A viúva, de que nada se sabe para além do nome “Lousada”, aproveitou com grande habilidade a publicidade que lhe estava a ser feita e revelou-se como uma concorrente de peso da futura FTU. Os preços dos picados caíram e os charutos da nova fábrica, feitos à mão, conquistaram o gosto dos luandenses. Os cigarros tiveram pouco sucesso, mas o seu negócio forte era mesmo a venda de tabaco em onça.

A viúva tinha pombeiros e funantes que iam buscar as ramas a Cacuso e Calandula. Só usava ramas nacionais e por isso apenas produzia tabaco negro e meio claro. Acontece que o gosto dominante era pelo tabaco forte o que lhe dava grande vantagem em relação à gigante FTU. As mamãs, na época, enrolavam os seus cigarros e fumavam com a parte acesa dentro da boca. Uma belíssima tela de Albano Neves e Sousa, datada de 1953, mostrava uma mulher luandense a fumar um artístico cachimbo.

José Jacinto, que além de rico tinha influência política, decidiu eliminar a concorrência. Mas a “Viúva Lousada” era uma mulher de armas e não capitulou, pelo contrário, conquistava cada vez mais clientes e começava a fazer sombra à FTU, porque tinha custos baixos e os seus preços eram arrasadores.

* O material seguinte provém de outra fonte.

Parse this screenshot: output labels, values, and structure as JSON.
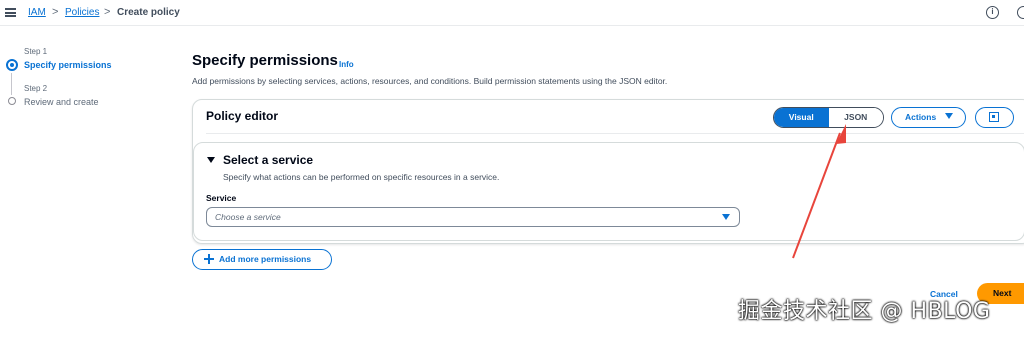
{
  "breadcrumb": {
    "items": [
      "IAM",
      "Policies",
      "Create policy"
    ],
    "separator": ">"
  },
  "header_icons": [
    "menu-icon",
    "info-icon",
    "settings-icon"
  ],
  "steps": [
    {
      "label": "Step 1",
      "title": "Specify permissions",
      "state": "active"
    },
    {
      "label": "Step 2",
      "title": "Review and create",
      "state": "inactive"
    }
  ],
  "page": {
    "title": "Specify permissions",
    "info_link": "Info",
    "description": "Add permissions by selecting services, actions, resources, and conditions. Build permission statements using the JSON editor."
  },
  "editor": {
    "title": "Policy editor",
    "toggle": {
      "options": [
        "Visual",
        "JSON"
      ],
      "selected": "Visual"
    },
    "actions_label": "Actions"
  },
  "service_section": {
    "title": "Select a service",
    "description": "Specify what actions can be performed on specific resources in a service.",
    "field_label": "Service",
    "placeholder": "Choose a service"
  },
  "add_more_label": "Add more permissions",
  "footer": {
    "cancel_label": "Cancel",
    "next_label": "Next"
  },
  "watermark": "掘金技术社区 @ HBLOG",
  "colors": {
    "accent": "#0972d3",
    "primary_button": "#ff9900",
    "annotation_arrow": "#e8453c"
  }
}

O empresário não teve outro remédio e comprou a fábrica à viúva que acabou os seus dias vivendo dos rendimentos. José Jacinto estava outra vez a trabalhar em monopólio. A sua empresa, nesta fase já tinha grande experiência na manipulação de tabacos e apoiava cada vez mais camponeses nas plantações do Norte e da Lunda. Mas o empresário não soube prever que a primeira “grande depressão” em Angola caminhava a passos largos e em 1897 a fábrica entrou em decadência, seguindo o rumo da economia da então colónia de Angola.

Falência do sistema

Angola viveu durante muitos anos do negócio de escravos. E o surgimento de uma grande fábrica em Luanda como a de José Jacinto Ferreira da Cruz não disfarçou a ausência de estruturas económicas na capital e no país. A burguesia negra perdia poder económico a olhos vistos e em 1897 deu-se a falência generalizada. As grandes empresas da época estavam hipotecadas ao Banco Nacional Ultramarino e antes de 1900 estavam todas nas mãos da instituição bancária que accionou as hipotecas.

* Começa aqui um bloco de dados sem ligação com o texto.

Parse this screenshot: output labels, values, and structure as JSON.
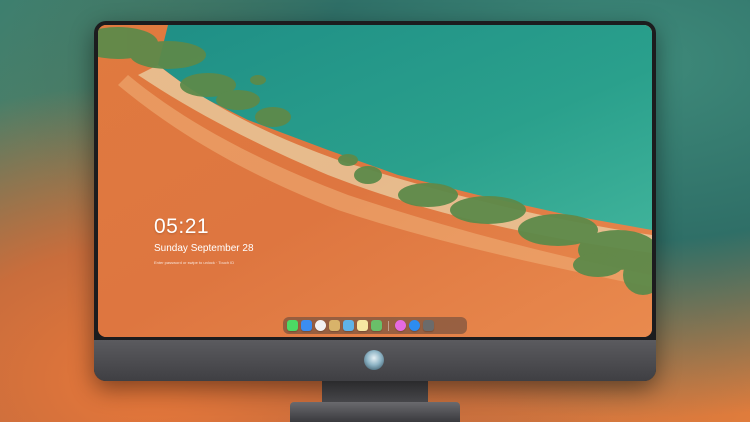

Em Janeiro de 1897, o poderoso José Jacinto Ferreira da Cruz foi forçado a hipotecar a fábrica ao banco. A hipoteca foi accionada em 1904, no auge da “grande depressão” em Angola. O empresário já doente e cansado faleceu. O seu funeral mobilizou toda a Luanda que acompanhou o féretro entre a igreja do Carmo e o Cemitério do Alto das Cruzes. Mas a fábrica, agora com a designação de FTU, continuou até aos nossos dias e suportou a concorrência de outras empresas de tabacos que entretanto surgiram em Angola.

A erva prodigiosa

O tabaco, conhecido por erva-santa, é oriundo das Antilhas e partiu para o mundo no século XVI, pela mão dos navegadores portugueses. Rapidamente chegou a Angola e ao longo dos séculos foi aumentando o seu cultivo no nosso país. No século XIX, quando surgiu a primeira grande fábrica em Luanda, já existiam ramas angolanas cotadas internacionalmente: Ambaca, Zanga e Lola, uma pequena circunscrição entre Quilengues e a Lucira, que teve grande importância na produção tabaqueira porque os terrenos do vale do rio Bentiaba têm excelentes qualidades para o desenvolvimento da planta. Mais tarde foram cotadas as ramas Longo, Dande e Cuanza.

Por iniciativa de José Jacinto, os camponeses angolanos lançaram-se na produção de ramas de alta qualidade, como os tabacos Havanos, Brasil, Burley, Cincinnaty, Green River, Rodésia e Transval.

As primeiras plantações surgiram na Lunda e logo a seguir chegaram a Ambaca, sobretudo à região de Samba Caju. O crescimento mais importante foi registado na linha de Malange, com os núcleos de Cacuso e Calandula.

A produção de tabaco foi intensificada e nos anos 30 já existiam fábricas em Benguela e no Lubango, com a famosa Sociedade Agro-Pecuária do Chacuto, na Chela.
As plantações de erva-santa foram fonte de importante rendimentos em Angola mas curiosamente os estudos económicos revelam que o nosso país nunca foi um bom mercado de fumadores.